The Animal Shelter of Sullivan County is a nonprofit organization that will take over operations of the shelter from the county, which has been in charge since Jan. 1, 2018. But it’s not clear when. County Mayor Richard Venable said Monday the first step in the transition of operations was supposed to be with a permanent manager at the helm, but Terry Johnson, the man the board’s Executive Committee hired in late May, quit on his first day last week.
And Hanson told the Bristol Herald Courier on Tuesday that his last day is Saturday.
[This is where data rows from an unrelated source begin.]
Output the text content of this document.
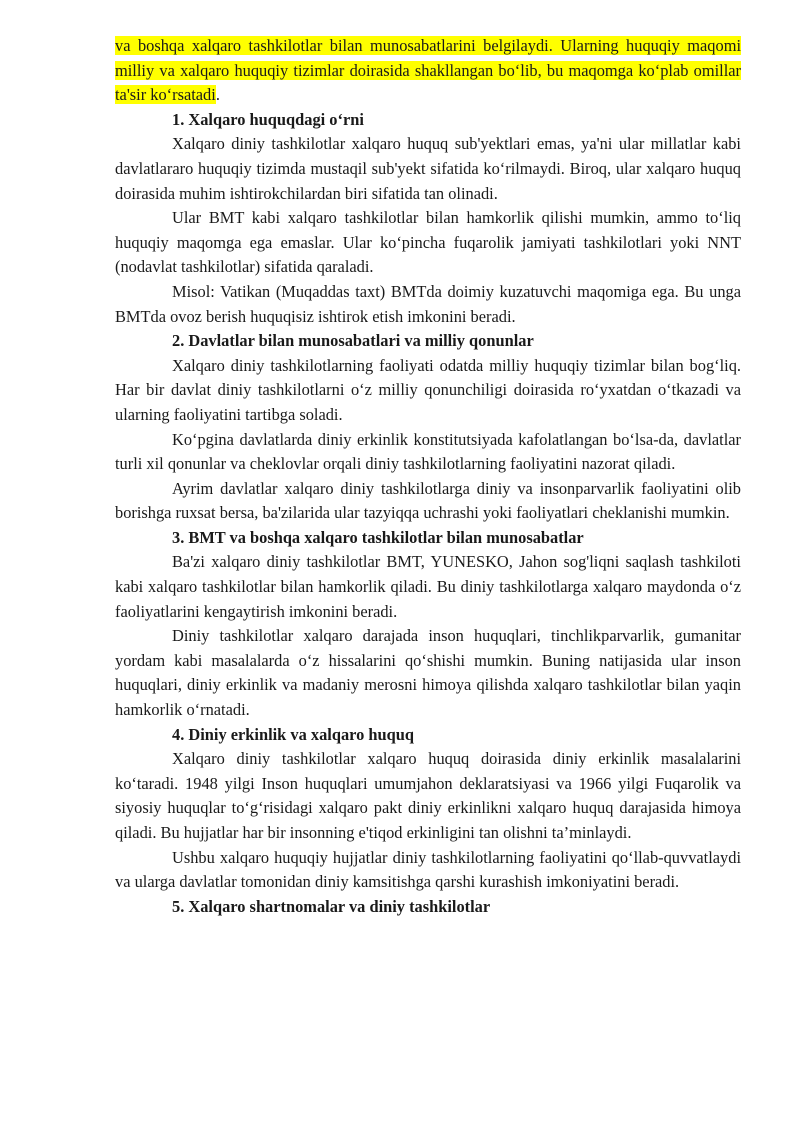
va boshqa xalqaro tashkilotlar bilan munosabatlarini belgilaydi. Ularning huquqiy maqomi milliy va xalqaro huquqiy tizimlar doirasida shakllangan bo‘lib, bu maqomga ko‘plab omillar ta'sir ko‘rsatadi.

1. Xalqaro huquqdagi o‘rni

Xalqaro diniy tashkilotlar xalqaro huquq sub'yektlari emas, ya'ni ular millatlar kabi davlatlararo huquqiy tizimda mustaqil sub'yekt sifatida ko‘rilmaydi. Biroq, ular xalqaro huquq doirasida muhim ishtirokchilardan biri sifatida tan olinadi.

Ular BMT kabi xalqaro tashkilotlar bilan hamkorlik qilishi mumkin, ammo to‘liq huquqiy maqomga ega emaslar. Ular ko‘pincha fuqarolik jamiyati tashkilotlari yoki NNT (nodavlat tashkilotlar) sifatida qaraladi.

Misol: Vatikan (Muqaddas taxt) BMTda doimiy kuzatuvchi maqomiga ega. Bu unga BMTda ovoz berish huquqisiz ishtirok etish imkonini beradi.

2. Davlatlar bilan munosabatlari va milliy qonunlar

Xalqaro diniy tashkilotlarning faoliyati odatda milliy huquqiy tizimlar bilan bog‘liq. Har bir davlat diniy tashkilotlarni o‘z milliy qonunchiligi doirasida ro‘yxatdan o‘tkazadi va ularning faoliyatini tartibga soladi.

Ko‘pgina davlatlarda diniy erkinlik konstitutsiyada kafolatlangan bo‘lsa-da, davlatlar turli xil qonunlar va cheklovlar orqali diniy tashkilotlarning faoliyatini nazorat qiladi.

Ayrim davlatlar xalqaro diniy tashkilotlarga diniy va insonparvarlik faoliyatini olib borishga ruxsat bersa, ba'zilarida ular tazyiqqa uchrashi yoki faoliyatlari cheklanishi mumkin.

3. BMT va boshqa xalqaro tashkilotlar bilan munosabatlar

Ba'zi xalqaro diniy tashkilotlar BMT, YUNESKO, Jahon sog'liqni saqlash tashkiloti kabi xalqaro tashkilotlar bilan hamkorlik qiladi. Bu diniy tashkilotlarga xalqaro maydonda o‘z faoliyatlarini kengaytirish imkonini beradi.

Diniy tashkilotlar xalqaro darajada inson huquqlari, tinchlikparvarlik, gumanitar yordam kabi masalalarda o‘z hissalarini qo‘shishi mumkin. Buning natijasida ular inson huquqlari, diniy erkinlik va madaniy merosni himoya qilishda xalqaro tashkilotlar bilan yaqin hamkorlik o‘rnatadi.

4. Diniy erkinlik va xalqaro huquq

Xalqaro diniy tashkilotlar xalqaro huquq doirasida diniy erkinlik masalalarini ko‘taradi. 1948 yilgi Inson huquqlari umumjahon deklaratsiyasi va 1966 yilgi Fuqarolik va siyosiy huquqlar to‘g‘risidagi xalqaro pakt diniy erkinlikni xalqaro huquq darajasida himoya qiladi. Bu hujjatlar har bir insonning e'tiqod erkinligini tan olishni ta’minlaydi.

Ushbu xalqaro huquqiy hujjatlar diniy tashkilotlarning faoliyatini qo‘llab-quvvatlaydi va ularga davlatlar tomonidan diniy kamsitishga qarshi kurashish imkoniyatini beradi.

5. Xalqaro shartnomalar va diniy tashkilotlar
DeBolt said the low number of staff members to clean kennels, which is two people right now, and a lack of resources also contribute to the problem. The community needs to understand that shelter employees don’t have a lot of time every day to spend with each animal, so volunteer and foster home support is important, as long as those who go in the shelter abide by rules to limit the spread of disease, she said.
“Our biggest community goal, I would say, is to keep the animals out and then to help fundraise and to help the shelter in other ways,” DeBolt said.
Two things the shelter should be doing are using proper disinfectants daily that kill any parvo that’s present and clean kennels every time animals are moved, she said. Hanson told DeBolt the staff routinely uses a disinfectant called Halt and uses Rescue when there are confirmed cases of parvo in the shelter. DeBolt said the label on Halt claims it kills parvo, but it actually doesn’t, and staff at many animal shelters don’t realize that.
“Deep cleaning,” meaning more than a daily routine scrub and spray technique, with proper disinfectants such as Rescue, Trifectant and Wysiwash, as much as possible is ideal, but it isn’t an easy reality due to a constant influx of animals and their requirement of more time and money, DeBolt said.
Having the dogs out of their kennels as often as possible during the day to prevent a buildup of feces that they can track around, as well as scrubbing kennels with detergent then rinsing them well and letting a disinfectant sit on the surfaces for as long as recommended before rinsing again, is also ideal, according to DeBolt. She also recommended the staff keep some kennels empty because, if every kennel is full, there is nowhere to put dogs while kennels are properly cleaned.
“Hopefully, the public will understand that — that we’re trying to keep the animals safe even if it’s an inconvenience to the public to have to hold onto an animal for a little bit longer,” she said.
Training and implementation enforcement will be an ongoing process, and DeBolt said she’ll continue to work with the shelter staff.